Vendredi 29 avril : avec Christine, sur le canapé,
Dans le dispositif de France Europe Express, la place sur la canapé en arc de cercle, aux côtés de Christine Ockrent se mérite. Face à l'exclusivité donnée, pour cette place, au OUIstes (au moins depuis que le non est «devant»), considérant par ailleurs que l'objectivité dont se targue cette journaliste ne peut être remise en cause, on se demande bien qui, de Jacques Delors (OUI) et José Bové (NON), aura droit mardi prochain au saint siège. Pour soutenir, comme l'a prétendu notre ministre de l'Economie, que l'actuel projet de Constitution n'est pas libéral, il faut en effet un trône à la hauteur.

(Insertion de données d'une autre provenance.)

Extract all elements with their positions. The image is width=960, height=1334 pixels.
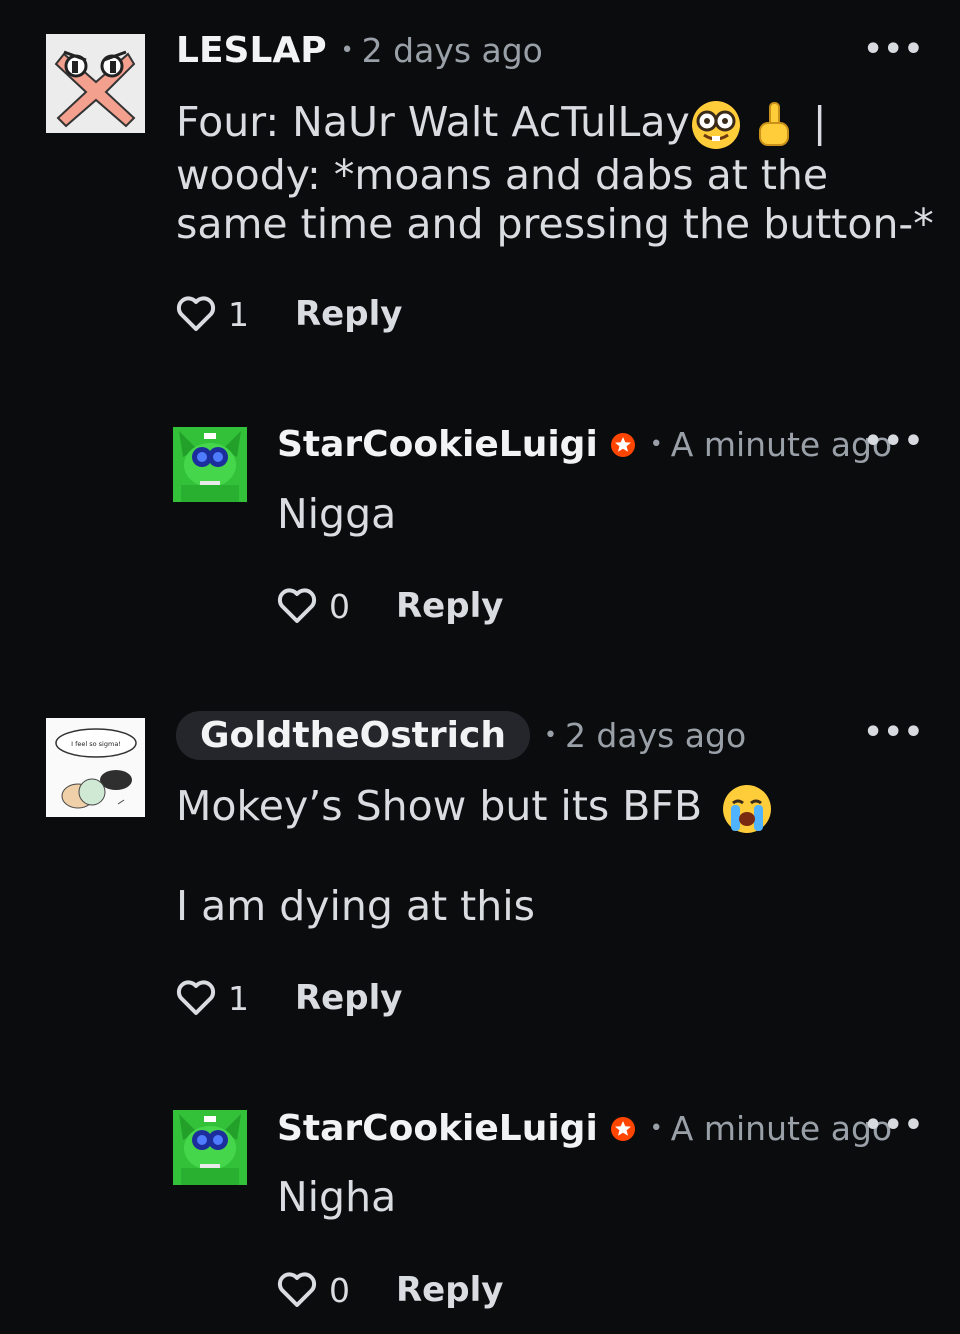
like-count: 0: [329, 1270, 350, 1310]
timestamp: A minute ago: [670, 425, 893, 464]
separator: •: [649, 432, 663, 457]
username[interactable]: GoldtheOstrich: [176, 711, 530, 760]
timestamp: 2 days ago: [564, 716, 747, 755]
star-badge-icon: [610, 432, 635, 457]
separator: •: [649, 1116, 663, 1141]
avatar[interactable]: [173, 427, 247, 502]
comment-text: Four: NaUr Walt AcTulLay: [176, 98, 690, 146]
more-options-icon[interactable]: •••: [863, 1108, 924, 1143]
username[interactable]: StarCookieLuigi: [277, 1108, 598, 1149]
x-face-avatar-icon: [46, 34, 145, 133]
comment-text: Nigha: [277, 1173, 397, 1221]
comment-text: Mokey’s Show but its BFB: [176, 782, 703, 830]
sketch-avatar-icon: I feel so sigma!: [46, 718, 145, 817]
green-creature-avatar-icon: [173, 1110, 247, 1185]
separator: •: [543, 723, 557, 748]
comment-body: Four: NaUr Walt AcTulLay | woody: *moans…: [176, 98, 936, 249]
timestamp: A minute ago: [670, 1109, 893, 1148]
separator: •: [340, 38, 354, 63]
comment-text: Nigga: [277, 490, 397, 538]
like-count: 0: [329, 586, 350, 626]
point-up-emoji-icon: [758, 102, 789, 146]
comment-body: Mokey’s Show but its BFB: [176, 782, 773, 835]
more-options-icon[interactable]: •••: [863, 715, 924, 750]
like-count: 1: [228, 978, 249, 1018]
heart-icon[interactable]: [176, 295, 216, 333]
crying-face-emoji-icon: [723, 785, 772, 833]
timestamp: 2 days ago: [361, 31, 543, 70]
comment-actions: 0 Reply: [277, 586, 503, 626]
reply-button[interactable]: Reply: [396, 1270, 503, 1310]
heart-icon[interactable]: [176, 979, 216, 1017]
comment-text-line: I am dying at this: [176, 882, 535, 930]
avatar[interactable]: [46, 34, 145, 133]
more-options-icon[interactable]: •••: [863, 424, 924, 459]
comment-actions: 1 Reply: [176, 294, 402, 334]
heart-icon[interactable]: [277, 1271, 317, 1309]
green-creature-avatar-icon: [173, 427, 247, 502]
username[interactable]: StarCookieLuigi: [277, 424, 598, 465]
avatar[interactable]: I feel so sigma!: [46, 718, 145, 817]
like-count: 1: [228, 294, 249, 334]
reply-button[interactable]: Reply: [396, 586, 503, 626]
comment-actions: 0 Reply: [277, 1270, 503, 1310]
avatar[interactable]: [173, 1110, 247, 1185]
reply-button[interactable]: Reply: [295, 294, 402, 334]
more-options-icon[interactable]: •••: [863, 32, 924, 67]
reply-button[interactable]: Reply: [295, 978, 402, 1018]
comment-actions: 1 Reply: [176, 978, 402, 1018]
nerd-face-emoji-icon: [691, 101, 740, 149]
star-badge-icon: [610, 1116, 635, 1141]
heart-icon[interactable]: [277, 587, 317, 625]
username[interactable]: LESLAP: [176, 30, 327, 71]
speech-bubble-text: I feel so sigma!: [71, 740, 121, 748]
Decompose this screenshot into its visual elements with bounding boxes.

A la recherche d'une légitimité dont il s'est cru un soir de mai le détenteur, Chirac est allé avec 24h de retard saluer cette grande réalisation européenne appelée Airbus A 380. Le symbolisme de cette forteresse s'élevant dans le ciel n'a pas échappé au président opportuniste, à qui l'on troquerait aisément les habits de la République pour le costume du commercial.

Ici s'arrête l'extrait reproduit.